"Well, by Jove!" Mr. Payton exclaimed. "This calls for a celebration indeed. Let us go at once to my sister's house and see what she can provide in the way of celebration material."

He led the way. Portia skipped behind him along the narrow well-known path, and Julian, clanking faintly, brought up the rear. To the right lay the broad swamp, shorn by winter of its reeds; to the left stood the old houses in their neglected yards. They were a tatterdemalion lot, with shutters hanging from hinges, front steps skewed crooked, porches sagging: the Delaney house, the Vogelhart house, the Tuckertown house (where the children had a clubroom in the attic), and all the others, including the one that had ceased even to be a house. The Castle Castle, named for the family who had built it, had collapsed years before in a bad storm and lay now in a great heap of rubble, all scrawled over with a withered vine.

"Oh, it's so beautiful here!" Portia sighed. "It's so heavenly and beautiful to be back."

At the extreme end of the raggedy row was the house Mrs. Cheever had chosen to live in, somewhat more respectable looking than the others. As they approached it, there was a sound of barking from within. Portia knew that must be Tarrigo, still another of Katy's children.

The door flew open and out came Mrs. Cheever, so delighted that she almost danced as she hurried forward on the path to meet them.
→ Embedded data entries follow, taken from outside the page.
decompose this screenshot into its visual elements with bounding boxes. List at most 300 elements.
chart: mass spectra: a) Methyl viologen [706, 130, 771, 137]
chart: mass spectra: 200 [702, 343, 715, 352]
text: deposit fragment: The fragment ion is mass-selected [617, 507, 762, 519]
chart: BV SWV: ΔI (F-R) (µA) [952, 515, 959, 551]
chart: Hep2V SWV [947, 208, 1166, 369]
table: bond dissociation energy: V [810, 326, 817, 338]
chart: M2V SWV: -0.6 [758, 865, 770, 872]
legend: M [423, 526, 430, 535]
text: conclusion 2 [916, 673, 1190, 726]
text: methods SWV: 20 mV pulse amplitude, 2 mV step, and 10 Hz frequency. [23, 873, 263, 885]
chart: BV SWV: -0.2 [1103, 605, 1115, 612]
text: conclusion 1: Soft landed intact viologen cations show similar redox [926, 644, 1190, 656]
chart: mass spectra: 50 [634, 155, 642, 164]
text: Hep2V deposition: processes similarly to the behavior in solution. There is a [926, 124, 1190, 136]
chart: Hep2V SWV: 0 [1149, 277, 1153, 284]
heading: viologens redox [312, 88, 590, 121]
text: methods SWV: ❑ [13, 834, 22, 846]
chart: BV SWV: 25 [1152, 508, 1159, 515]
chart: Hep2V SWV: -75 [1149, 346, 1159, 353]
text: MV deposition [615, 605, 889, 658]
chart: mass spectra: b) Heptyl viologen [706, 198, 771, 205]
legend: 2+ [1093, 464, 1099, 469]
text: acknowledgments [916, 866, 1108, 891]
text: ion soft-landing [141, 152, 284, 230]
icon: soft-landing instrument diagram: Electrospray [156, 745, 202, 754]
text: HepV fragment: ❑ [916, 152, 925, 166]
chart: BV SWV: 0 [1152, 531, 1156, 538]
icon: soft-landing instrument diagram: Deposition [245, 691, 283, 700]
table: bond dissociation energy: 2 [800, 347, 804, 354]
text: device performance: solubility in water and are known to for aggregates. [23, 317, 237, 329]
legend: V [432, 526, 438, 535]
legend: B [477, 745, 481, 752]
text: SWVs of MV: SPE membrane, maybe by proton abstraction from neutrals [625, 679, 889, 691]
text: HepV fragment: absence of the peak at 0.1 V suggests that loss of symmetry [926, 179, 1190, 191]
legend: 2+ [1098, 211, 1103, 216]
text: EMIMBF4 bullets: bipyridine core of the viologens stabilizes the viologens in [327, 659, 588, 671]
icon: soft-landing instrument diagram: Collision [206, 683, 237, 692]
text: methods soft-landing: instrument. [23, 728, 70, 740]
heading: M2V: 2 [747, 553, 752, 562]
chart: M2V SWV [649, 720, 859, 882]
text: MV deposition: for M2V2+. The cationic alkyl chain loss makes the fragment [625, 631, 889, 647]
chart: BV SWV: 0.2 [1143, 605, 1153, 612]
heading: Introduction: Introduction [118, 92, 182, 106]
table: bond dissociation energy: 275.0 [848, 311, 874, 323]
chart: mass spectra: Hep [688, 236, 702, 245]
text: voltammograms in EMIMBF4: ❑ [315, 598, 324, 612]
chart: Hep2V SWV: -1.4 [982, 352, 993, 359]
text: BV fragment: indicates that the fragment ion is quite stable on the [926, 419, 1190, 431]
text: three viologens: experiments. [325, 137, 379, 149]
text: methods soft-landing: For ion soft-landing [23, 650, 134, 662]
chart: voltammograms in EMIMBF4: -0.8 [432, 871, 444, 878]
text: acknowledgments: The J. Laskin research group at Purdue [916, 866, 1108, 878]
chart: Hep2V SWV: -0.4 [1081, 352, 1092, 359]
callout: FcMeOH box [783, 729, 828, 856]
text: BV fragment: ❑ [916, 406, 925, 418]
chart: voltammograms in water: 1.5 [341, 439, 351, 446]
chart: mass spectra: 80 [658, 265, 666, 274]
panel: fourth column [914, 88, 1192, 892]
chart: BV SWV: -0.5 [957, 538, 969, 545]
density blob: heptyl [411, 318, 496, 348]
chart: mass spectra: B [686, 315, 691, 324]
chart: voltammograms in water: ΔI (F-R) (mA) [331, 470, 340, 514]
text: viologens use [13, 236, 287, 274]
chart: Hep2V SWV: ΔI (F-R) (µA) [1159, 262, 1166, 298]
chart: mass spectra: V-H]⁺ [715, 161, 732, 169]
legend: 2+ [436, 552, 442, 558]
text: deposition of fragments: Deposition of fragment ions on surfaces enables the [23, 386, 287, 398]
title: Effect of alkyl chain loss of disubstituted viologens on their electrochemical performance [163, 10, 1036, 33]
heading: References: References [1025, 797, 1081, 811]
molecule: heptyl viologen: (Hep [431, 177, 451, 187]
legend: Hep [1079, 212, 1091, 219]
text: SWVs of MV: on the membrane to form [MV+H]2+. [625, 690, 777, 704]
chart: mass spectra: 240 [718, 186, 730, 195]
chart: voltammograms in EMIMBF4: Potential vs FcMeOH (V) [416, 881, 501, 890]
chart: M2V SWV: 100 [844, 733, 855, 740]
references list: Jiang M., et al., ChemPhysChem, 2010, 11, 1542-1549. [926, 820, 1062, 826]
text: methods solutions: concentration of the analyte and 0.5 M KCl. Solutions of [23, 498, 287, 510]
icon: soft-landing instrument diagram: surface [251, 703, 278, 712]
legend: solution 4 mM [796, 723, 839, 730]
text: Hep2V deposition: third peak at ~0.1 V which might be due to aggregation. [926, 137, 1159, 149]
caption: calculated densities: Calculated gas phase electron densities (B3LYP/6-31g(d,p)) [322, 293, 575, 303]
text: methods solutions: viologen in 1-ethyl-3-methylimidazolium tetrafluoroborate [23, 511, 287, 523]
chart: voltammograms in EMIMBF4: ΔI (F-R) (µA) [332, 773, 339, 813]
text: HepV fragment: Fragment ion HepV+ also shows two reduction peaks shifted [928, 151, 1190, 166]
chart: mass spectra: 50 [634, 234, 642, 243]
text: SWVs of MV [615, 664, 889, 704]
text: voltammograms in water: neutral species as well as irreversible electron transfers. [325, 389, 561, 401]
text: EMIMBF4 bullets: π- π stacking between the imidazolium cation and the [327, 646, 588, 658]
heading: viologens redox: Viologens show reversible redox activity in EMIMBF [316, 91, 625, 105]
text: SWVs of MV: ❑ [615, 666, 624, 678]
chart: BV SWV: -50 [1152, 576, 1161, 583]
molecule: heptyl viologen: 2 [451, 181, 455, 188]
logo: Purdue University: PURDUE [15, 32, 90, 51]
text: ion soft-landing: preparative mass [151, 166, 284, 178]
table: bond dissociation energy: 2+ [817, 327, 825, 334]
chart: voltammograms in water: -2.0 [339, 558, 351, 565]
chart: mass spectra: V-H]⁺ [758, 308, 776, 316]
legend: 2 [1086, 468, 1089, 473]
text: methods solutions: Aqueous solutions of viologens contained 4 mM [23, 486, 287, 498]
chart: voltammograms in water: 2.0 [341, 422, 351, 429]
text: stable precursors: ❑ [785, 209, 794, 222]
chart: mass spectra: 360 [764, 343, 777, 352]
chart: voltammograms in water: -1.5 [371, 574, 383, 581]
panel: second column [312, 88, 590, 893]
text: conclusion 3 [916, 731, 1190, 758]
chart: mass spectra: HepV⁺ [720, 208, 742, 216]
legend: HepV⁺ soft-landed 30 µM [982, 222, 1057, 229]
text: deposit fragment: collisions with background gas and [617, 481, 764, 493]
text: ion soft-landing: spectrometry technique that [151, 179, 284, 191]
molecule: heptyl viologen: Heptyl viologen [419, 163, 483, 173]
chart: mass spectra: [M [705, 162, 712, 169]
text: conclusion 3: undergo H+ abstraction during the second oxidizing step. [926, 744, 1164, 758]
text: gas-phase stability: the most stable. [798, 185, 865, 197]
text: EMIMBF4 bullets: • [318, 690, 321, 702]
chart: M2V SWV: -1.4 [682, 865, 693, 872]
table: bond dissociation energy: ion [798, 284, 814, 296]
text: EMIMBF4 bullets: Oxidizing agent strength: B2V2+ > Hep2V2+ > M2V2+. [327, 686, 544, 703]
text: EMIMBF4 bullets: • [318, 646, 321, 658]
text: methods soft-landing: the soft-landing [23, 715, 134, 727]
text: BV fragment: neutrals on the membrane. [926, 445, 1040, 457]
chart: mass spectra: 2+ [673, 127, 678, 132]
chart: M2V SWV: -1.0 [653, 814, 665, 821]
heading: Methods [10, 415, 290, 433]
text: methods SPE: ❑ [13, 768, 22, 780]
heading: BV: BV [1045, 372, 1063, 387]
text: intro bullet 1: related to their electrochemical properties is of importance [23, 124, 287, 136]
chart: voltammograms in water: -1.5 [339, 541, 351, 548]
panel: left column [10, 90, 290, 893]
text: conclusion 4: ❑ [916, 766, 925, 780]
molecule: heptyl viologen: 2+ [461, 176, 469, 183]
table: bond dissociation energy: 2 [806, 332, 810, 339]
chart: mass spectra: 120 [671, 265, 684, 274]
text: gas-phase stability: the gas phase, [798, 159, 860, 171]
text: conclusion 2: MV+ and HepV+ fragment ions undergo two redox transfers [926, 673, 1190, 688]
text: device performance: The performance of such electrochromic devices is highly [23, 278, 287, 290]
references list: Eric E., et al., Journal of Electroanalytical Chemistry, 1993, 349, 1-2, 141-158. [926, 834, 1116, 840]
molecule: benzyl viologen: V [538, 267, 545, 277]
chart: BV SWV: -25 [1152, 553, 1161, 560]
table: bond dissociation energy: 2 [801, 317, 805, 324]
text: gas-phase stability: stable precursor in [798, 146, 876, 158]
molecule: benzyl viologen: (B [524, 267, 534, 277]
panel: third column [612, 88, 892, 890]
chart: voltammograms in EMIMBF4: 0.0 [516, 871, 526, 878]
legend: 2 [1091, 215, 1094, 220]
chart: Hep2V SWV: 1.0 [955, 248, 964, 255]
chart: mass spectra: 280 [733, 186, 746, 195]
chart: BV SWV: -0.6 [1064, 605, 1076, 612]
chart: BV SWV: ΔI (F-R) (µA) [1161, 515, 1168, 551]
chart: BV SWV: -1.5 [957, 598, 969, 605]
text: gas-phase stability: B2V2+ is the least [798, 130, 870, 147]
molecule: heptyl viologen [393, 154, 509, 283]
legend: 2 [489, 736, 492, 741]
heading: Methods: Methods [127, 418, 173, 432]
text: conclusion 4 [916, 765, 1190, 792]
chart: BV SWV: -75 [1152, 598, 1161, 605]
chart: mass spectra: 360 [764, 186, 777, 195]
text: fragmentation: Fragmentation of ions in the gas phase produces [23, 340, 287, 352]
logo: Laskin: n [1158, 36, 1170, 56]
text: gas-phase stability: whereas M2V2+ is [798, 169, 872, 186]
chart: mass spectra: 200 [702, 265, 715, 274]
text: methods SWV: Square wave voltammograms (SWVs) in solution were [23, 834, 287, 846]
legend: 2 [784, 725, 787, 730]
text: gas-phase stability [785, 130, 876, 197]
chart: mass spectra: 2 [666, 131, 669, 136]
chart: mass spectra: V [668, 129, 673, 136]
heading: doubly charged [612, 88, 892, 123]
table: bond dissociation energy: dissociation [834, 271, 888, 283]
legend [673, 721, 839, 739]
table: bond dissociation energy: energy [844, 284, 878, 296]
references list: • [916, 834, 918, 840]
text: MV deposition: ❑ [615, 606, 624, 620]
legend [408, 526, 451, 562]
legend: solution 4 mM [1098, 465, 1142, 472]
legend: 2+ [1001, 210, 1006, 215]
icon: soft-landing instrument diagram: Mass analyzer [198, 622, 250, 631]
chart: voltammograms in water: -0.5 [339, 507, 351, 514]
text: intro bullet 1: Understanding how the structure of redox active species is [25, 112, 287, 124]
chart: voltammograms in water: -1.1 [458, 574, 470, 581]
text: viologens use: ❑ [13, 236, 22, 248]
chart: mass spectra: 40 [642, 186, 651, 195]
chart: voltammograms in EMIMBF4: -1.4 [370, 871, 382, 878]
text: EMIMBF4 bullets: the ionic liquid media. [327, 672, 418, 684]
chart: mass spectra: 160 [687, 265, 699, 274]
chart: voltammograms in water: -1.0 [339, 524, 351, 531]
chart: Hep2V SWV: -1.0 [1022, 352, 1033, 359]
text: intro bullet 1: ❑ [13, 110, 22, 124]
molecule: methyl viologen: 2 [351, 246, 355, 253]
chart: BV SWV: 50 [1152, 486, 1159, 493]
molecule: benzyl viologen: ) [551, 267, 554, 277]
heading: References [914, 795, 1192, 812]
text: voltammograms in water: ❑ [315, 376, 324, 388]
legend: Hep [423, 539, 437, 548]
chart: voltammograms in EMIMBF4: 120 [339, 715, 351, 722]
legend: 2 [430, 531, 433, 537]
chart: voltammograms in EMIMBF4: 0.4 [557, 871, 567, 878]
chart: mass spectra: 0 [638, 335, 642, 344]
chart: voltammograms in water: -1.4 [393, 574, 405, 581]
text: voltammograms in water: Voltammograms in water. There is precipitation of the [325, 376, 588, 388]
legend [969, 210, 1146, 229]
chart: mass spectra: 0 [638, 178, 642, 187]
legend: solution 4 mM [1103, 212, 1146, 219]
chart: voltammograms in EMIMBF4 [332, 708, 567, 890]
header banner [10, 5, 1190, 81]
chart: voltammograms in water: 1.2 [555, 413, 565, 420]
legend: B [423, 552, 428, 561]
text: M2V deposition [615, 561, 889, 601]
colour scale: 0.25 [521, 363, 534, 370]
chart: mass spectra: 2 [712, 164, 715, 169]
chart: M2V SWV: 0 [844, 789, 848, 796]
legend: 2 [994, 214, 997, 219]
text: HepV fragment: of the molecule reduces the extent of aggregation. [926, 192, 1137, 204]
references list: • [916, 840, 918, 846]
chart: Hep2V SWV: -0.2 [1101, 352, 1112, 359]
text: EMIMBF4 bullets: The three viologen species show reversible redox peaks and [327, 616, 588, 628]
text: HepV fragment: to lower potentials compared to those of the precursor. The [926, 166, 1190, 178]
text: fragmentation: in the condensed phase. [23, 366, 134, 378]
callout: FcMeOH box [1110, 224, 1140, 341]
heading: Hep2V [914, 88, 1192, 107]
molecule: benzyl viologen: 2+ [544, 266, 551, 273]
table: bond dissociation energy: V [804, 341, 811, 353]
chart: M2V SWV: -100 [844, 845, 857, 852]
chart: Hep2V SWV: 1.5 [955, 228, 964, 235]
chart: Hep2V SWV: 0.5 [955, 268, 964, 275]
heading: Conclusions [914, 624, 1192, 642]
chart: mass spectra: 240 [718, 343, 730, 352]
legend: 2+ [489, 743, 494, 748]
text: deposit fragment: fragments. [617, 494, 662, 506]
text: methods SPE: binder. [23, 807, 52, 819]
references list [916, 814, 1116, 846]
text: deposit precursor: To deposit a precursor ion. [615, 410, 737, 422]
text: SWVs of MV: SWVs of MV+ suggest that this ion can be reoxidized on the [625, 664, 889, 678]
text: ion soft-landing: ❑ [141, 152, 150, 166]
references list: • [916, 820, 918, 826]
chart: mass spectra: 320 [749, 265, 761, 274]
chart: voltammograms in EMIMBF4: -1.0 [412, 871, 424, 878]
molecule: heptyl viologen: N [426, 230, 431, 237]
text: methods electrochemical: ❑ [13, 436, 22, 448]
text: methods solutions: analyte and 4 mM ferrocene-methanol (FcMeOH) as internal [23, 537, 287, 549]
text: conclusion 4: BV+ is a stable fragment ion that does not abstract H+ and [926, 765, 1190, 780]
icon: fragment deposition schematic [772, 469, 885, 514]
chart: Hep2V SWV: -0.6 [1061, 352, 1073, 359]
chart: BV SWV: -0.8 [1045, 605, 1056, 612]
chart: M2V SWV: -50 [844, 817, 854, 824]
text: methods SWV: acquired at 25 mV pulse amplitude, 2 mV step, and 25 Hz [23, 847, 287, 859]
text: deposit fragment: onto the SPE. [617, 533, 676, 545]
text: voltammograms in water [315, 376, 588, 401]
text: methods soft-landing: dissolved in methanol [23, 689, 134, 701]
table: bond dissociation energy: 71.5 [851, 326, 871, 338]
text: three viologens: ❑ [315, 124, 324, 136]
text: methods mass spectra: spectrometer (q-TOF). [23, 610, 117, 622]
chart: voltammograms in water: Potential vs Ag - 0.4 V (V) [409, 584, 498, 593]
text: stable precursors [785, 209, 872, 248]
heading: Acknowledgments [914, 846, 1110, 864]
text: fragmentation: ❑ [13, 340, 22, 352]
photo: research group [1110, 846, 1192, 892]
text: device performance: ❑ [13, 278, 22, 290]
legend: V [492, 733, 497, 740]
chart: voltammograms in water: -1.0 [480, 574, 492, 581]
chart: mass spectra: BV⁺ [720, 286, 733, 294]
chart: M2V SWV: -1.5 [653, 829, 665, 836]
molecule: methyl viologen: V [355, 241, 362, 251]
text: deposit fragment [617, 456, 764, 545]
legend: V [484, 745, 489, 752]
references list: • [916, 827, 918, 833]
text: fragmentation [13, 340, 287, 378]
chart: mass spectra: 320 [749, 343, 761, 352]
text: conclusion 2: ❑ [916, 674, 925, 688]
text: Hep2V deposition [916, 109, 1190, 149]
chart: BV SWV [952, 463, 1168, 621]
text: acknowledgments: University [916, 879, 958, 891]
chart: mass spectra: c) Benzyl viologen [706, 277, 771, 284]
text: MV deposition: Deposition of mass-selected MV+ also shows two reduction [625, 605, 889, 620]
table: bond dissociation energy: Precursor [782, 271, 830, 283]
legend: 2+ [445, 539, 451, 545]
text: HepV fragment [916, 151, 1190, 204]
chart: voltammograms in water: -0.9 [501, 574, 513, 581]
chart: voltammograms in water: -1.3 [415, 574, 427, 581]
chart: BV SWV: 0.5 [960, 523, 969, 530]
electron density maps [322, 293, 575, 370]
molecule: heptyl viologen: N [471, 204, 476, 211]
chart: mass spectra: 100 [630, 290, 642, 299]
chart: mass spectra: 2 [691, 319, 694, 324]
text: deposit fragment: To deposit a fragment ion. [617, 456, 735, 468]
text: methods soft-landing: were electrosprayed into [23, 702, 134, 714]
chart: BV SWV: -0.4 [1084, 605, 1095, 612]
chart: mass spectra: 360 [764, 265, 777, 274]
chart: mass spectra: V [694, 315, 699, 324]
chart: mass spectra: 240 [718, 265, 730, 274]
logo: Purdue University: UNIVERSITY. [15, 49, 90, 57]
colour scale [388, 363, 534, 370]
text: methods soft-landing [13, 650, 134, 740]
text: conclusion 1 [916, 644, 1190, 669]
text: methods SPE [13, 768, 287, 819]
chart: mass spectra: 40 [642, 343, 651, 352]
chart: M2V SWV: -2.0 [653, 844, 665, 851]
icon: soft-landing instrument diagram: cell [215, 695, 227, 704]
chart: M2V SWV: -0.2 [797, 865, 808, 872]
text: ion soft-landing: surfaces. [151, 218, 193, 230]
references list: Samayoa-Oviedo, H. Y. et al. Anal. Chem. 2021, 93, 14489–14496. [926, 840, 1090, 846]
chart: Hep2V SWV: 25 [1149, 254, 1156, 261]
Tarrigo bounced about her, barking.



"How happy I am to see you!" exclaimed the old lady, embracing Portia. "How wonderful to have you back!"

She looked as though she had stepped straight out of a much earlier era, for she wore only those clothes that had been stored in her family's house—the Big House, as they called it—when they had left it more than fifty years before. "Why buy new ones?" she had said. "The material is superior, and I never got fat, thank fortune, so everything still fits: my clothes, my mother's, my sisters—why, I have enough to last me till I die!" For this reason Mrs. Cheever's dresses were always long and sweeping, all her hats were large and queer, and her blouses had high collars made of lace, with little stiffenings of bone.